THE PETER MOWELL

ABOUT

Scattered ballast, concretized metals and aged bricks are all that remain of the 19th century American slave ship, the Peter Mowell. Built in 1855 in Dorchester County, Maryland, the ship was 88 feet, 129 tons and had a depth of hold of 6 feet and 9 inches. The draft of the ship was 9 feet. The vessel was used to transport material goods and news around the United States and Mexico before it changed hands in early 1860 and became involved in the slave trade.

SHIPWRECKED

On July 25, 1860, after thirty-six days of sailing from the Congo River in Africa, the Peter Mowell ran aground on Lynyard Cay in the Abaco chain of islands. The illegally operated schooner was en route to Havana, Cuba with a human cargo of 400 captive Africans.

Having already lost many of its sails, the slaver wrecked as it attempted to evade what it believed to be a British Navy man-of-war. The ship crew and at least 390 Africans made it safely ashore to the uninhabited and inhospitable Lynyard Cay. The ship itself was left to disintegrate on the rocks.

Captive and crew survived the wreck due largely to the quick response of Bahamian wreckers like Ridley Pinder and Henry Sweeting from Cherokee Sound, Abaco. They supplied the survivors with water and shelter and later carried them all to Nassau where the crew was jailed and the Africans dispersed as indentured laborers in and around Nassau.

PHOTO GALLERY
THE EXCAVATION

In July 2012, after five years of collaborative research, archaeologists from The Bahamas and the United States excavated the Peter Mowell. AMMC’s Senior Archaeologist Michael Pateman and Corey Malcom of the Mel Fisher Maritime Heritage Society of Key West, Florida spearheaded the process with support from William Mathers of Atlantic Sea Resources, a Florida-based marine archaeological organization.

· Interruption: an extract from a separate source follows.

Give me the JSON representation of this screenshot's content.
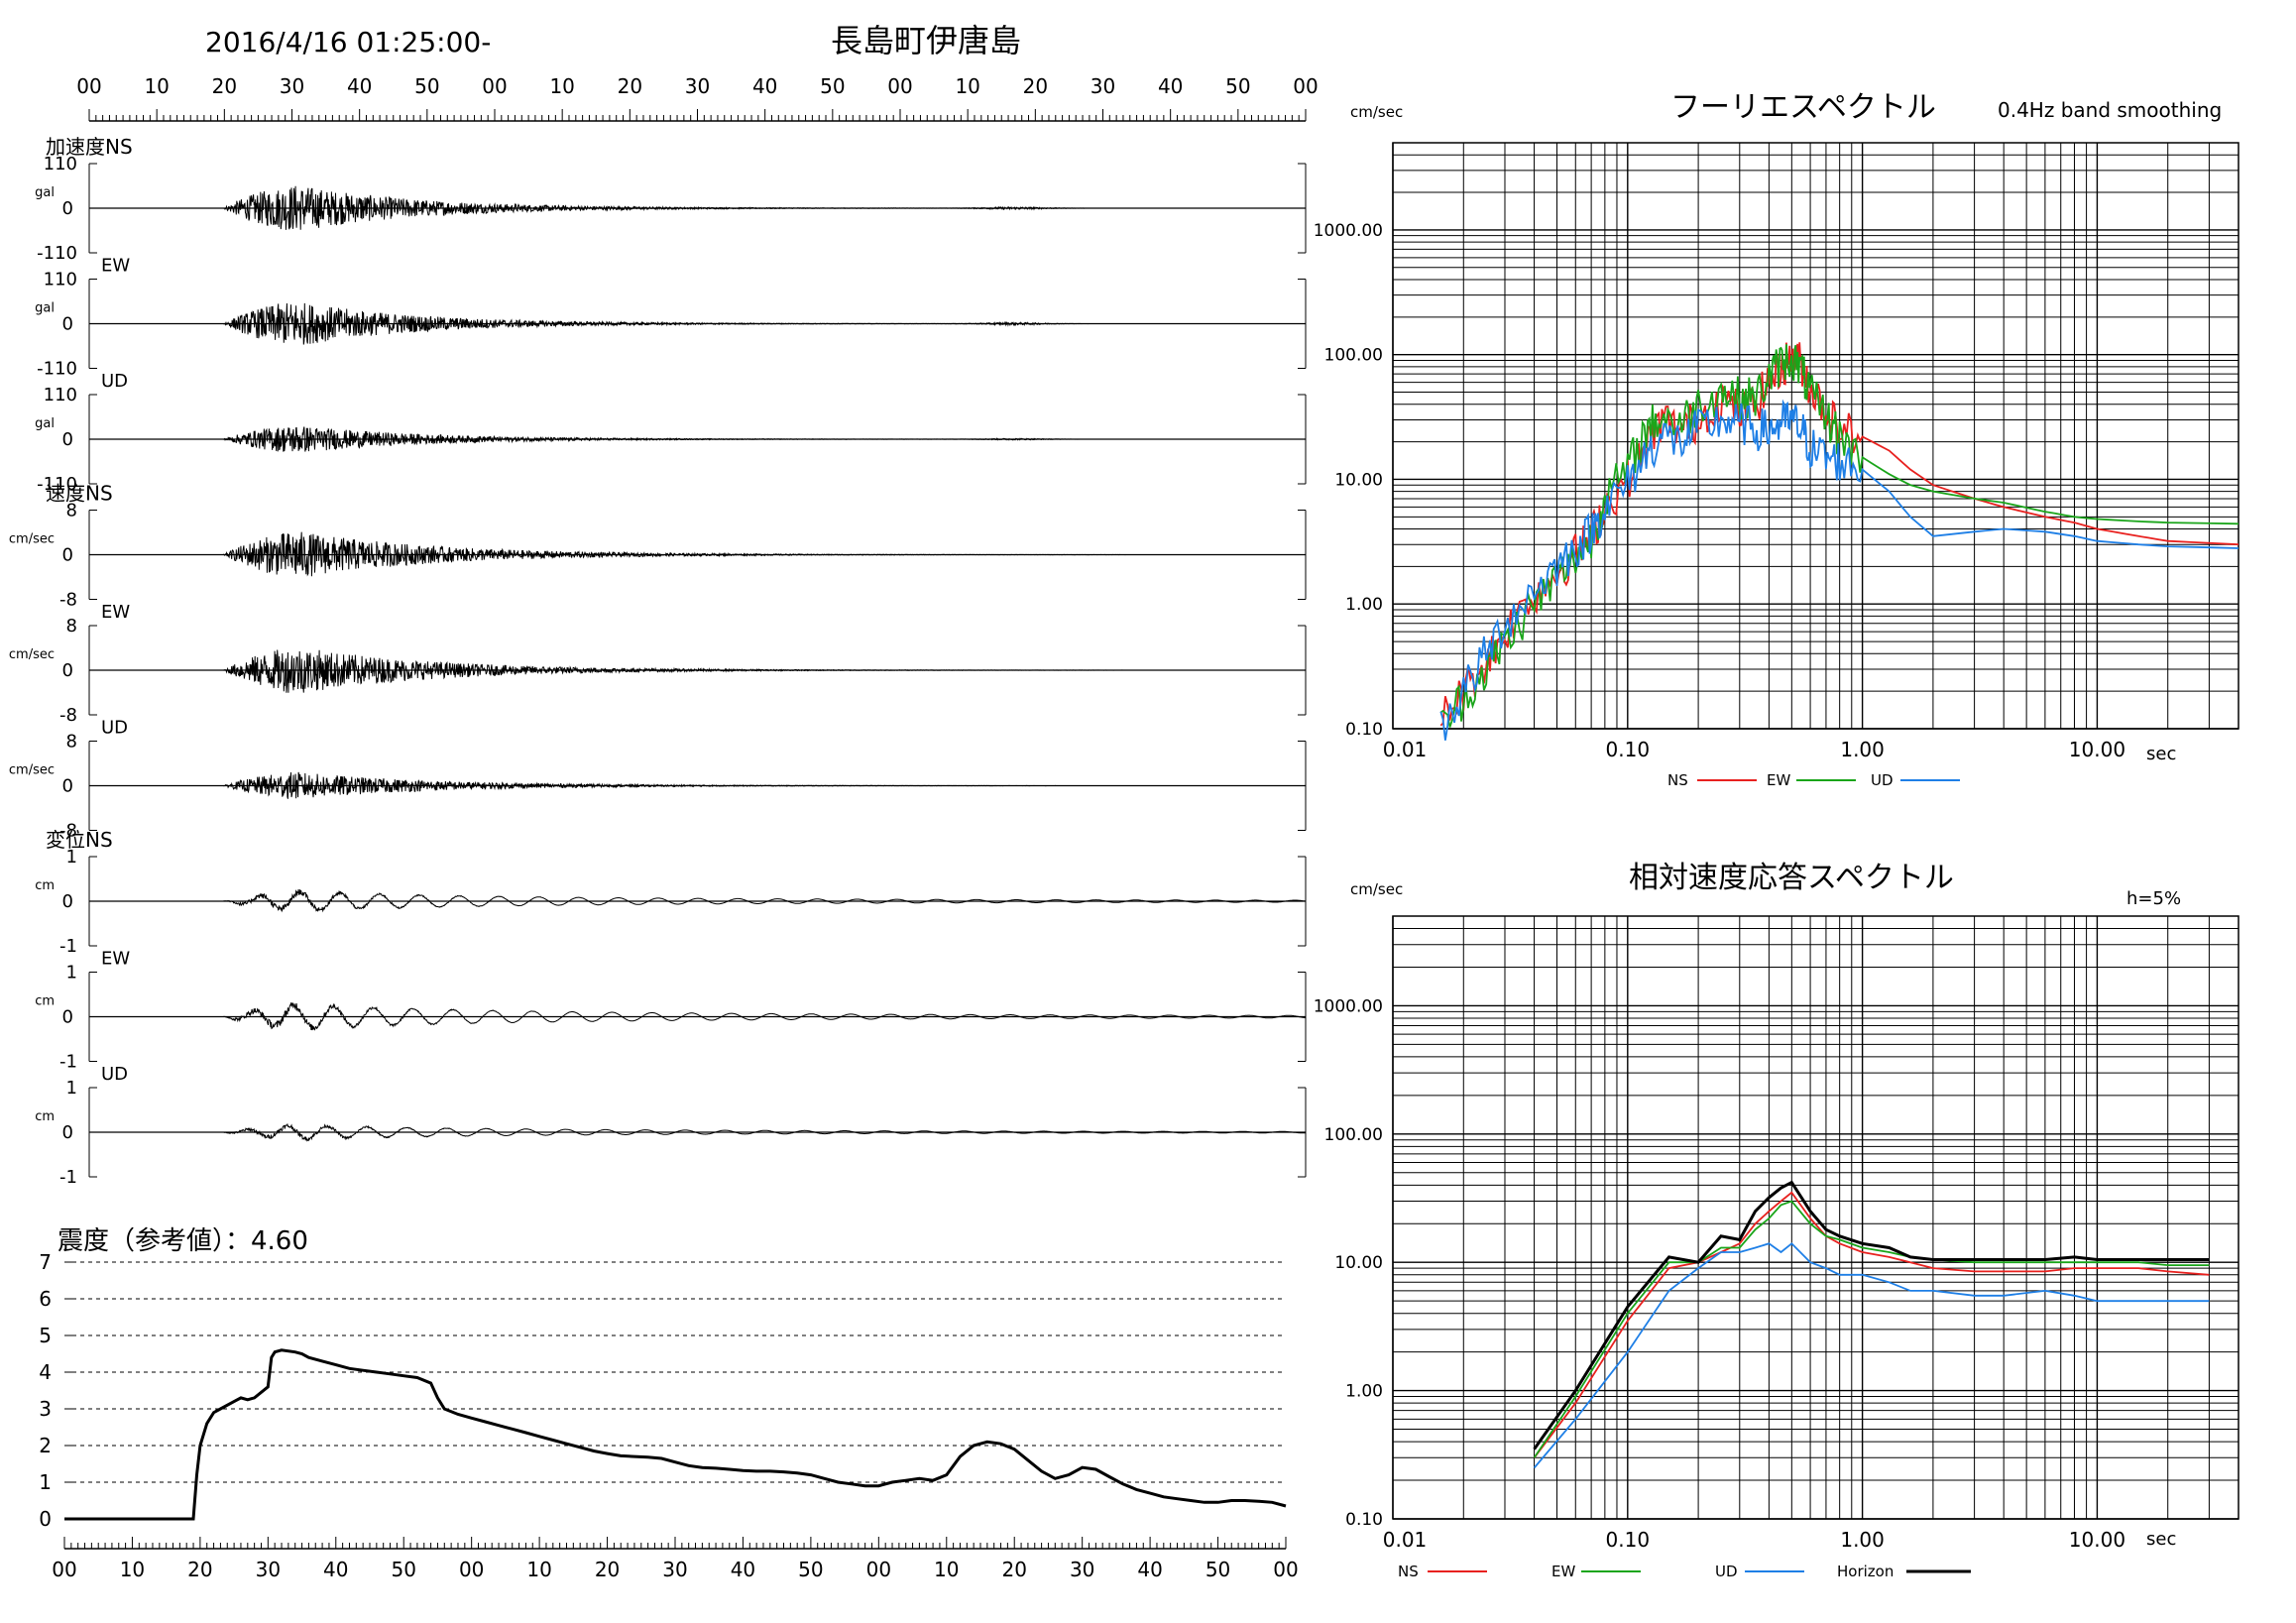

The Peter Mowell wreck was discovered on the windward side/ the east coast of Lynyard Cay. Given the harsh environment, little of the Peter Mowell was preserved. However, archaeologists were able to recover enough evidence of the ship. When combined with the documentary research, they are confident that the wreckage is, in fact, the Peter Mowell. Among the artifacts recovered were numerous ballast stones scattered in gullies of Lynyard Cay and nearby Gool Cay. The archaeologists also found bricks, copper sheeting, nails, spikes and other metals concretized into the surrounding rocks and reefs.

Divers used dredges to uncover a concentration of bricks believed to be from the galley of the slave ship. The dredges removed sand and sediment to reveal various concentrations of ballast on the ocean floor. The team used hammers and chisels to collect concretions from rocks on and around the shore for further research.

News of the excavation and research efforts in The Bahamas has caught the attention of the international media. Mentions of the Peter Mowell have been found in The New York Times, The New York Evening Post, The Charleston Mercury and the New Orleans Daily Picayune.

Today, AMMC continues to document this exciting part of Bahamian history with ongoing research on the liberated Africans who survived the Peter Mowell wreck including interviews from the descendants of the captive Africans and the crew. Artifacts from the Peter Mowell are on display at the Pompey Museum in Nassau.